FarmingUk warns of the risk to UK sheep from a bluetongue outbreak in the Netherlands. The first outbreak in Holland since 2009 has been found at four farms, but up to 600 farms may now be contaminated with the disease. Vets and farmers have reported ‘severe illness’ in sheep, symptoms have included high fever and lesions around the udder, face and mouth.
Whilst bluetongue affects all ruminants and camelids, it does not affect humans. There are no food safety issues, however it will impact affected livestock severely, including causing a drop in milk yield for dairy cattle.
The AHDB have issued a warning: “The bluetongue virus is spread by wind dispersal of infected biting midges and through the import of affected animals, their germplasm (sperm and eggs) and foetuses.
“Sheep are more likely to show clinical signs of bluetongue than cattle or goats. Some animals may show no clinical signs – these animals pose a risk for spreading the disease to new areas and countries.
“If you are importing livestock, sperm or eggs, speak to your vet before deciding to import them and ensure you are following the latest guidance and legislation.”
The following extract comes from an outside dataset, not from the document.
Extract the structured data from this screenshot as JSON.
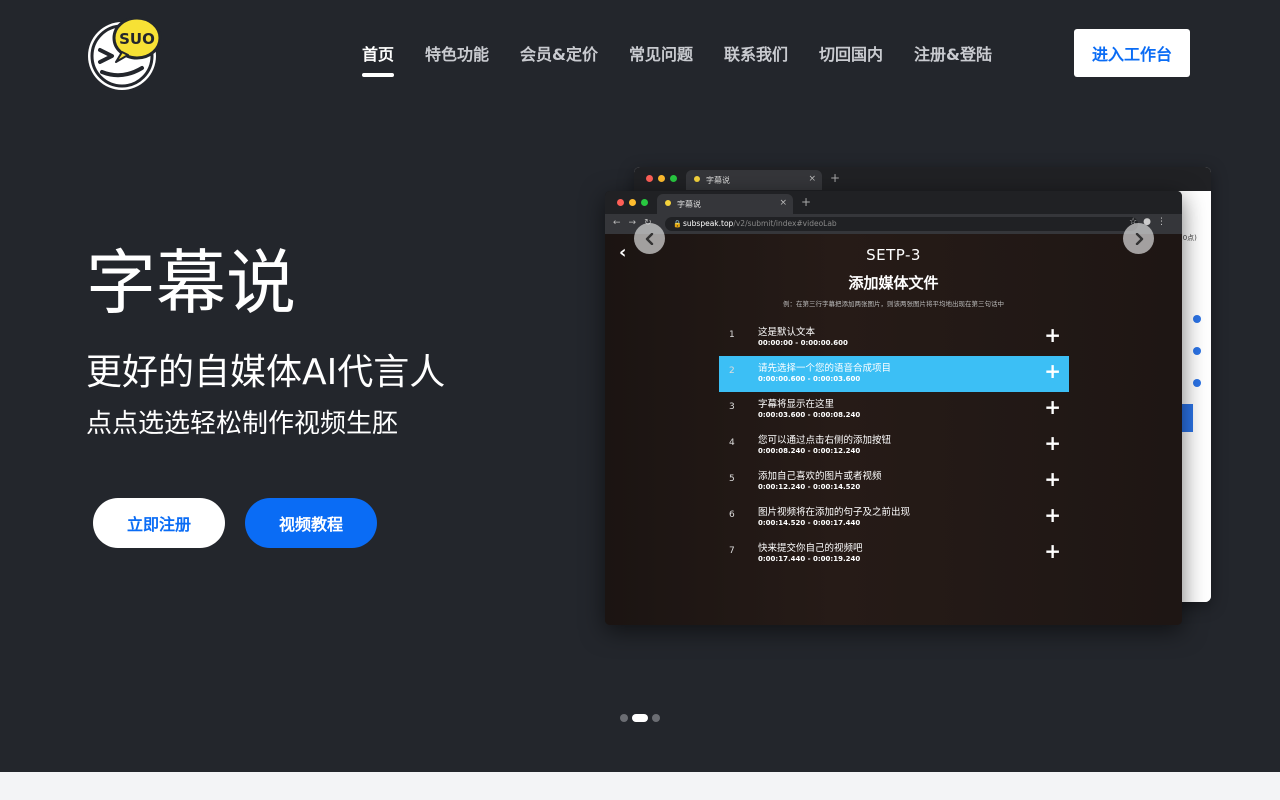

Species decline continuing
AgriTrade News reports on the latest State of Nature report by the State of Nature Partnership. They have partnered with 60 organisations to compile the first report post-Covid. They claim a 19% average decline in all UK species since 1970. Also that extinction threatens 16% of species and that invertebrates are found in 13% fewer locations. Worryingly, pollinators have decreased by 18% and predatory insects by 34%.
They conclude that agriculture has contributed to the declines, but that well designed agri-environment schemes can benefit nature, which makes the new SFI actions even more important. The ELM scheme is positive for farmers and the environment. If it can be competently implemented, and farmers encouraged with simple administration and timely payments, uptake should be strong. Then maybe we will make strides in reversing species losses.
New free to use IPM tool
Farmers Guide shared the news that there is a new, free to use IPM (Integrated Pest Management) tool, which has been developed by ADAS, SRUC (Scotland’s Rural College) and NFU. This is timely news, as one of the SFI actions is to “Assess IPM and produce a plan” which is worth £989 per year.
The new tool considers all the main arable and horticultural crops. We have tried it and it really is simple to use, and there is a very helpful 10 minute video to talk you through the process of setting up the form and filling out the required information. It has information on suitable methods for controlling relevant pests, weeds, and diseases, and is designed to make it straightforward for farmers to deliver the IPM SFI action.
On the money
The Knowledge shared a report in The Atlantic that the rise of frequent-flier mileage schemes has effectively turned airlines into “financial institutions that happen to fly planes on the side”. Consumers charge nearly 1% of America’s entire GDP to Delta’s American Express credit cards alone. And Wall Street lenders value these bank-partnered programmes more highly than the airlines themselves: in 2020, United Airlines’s MileagePlus was valued at $22bn, more than double the company’s entire market capitalisation.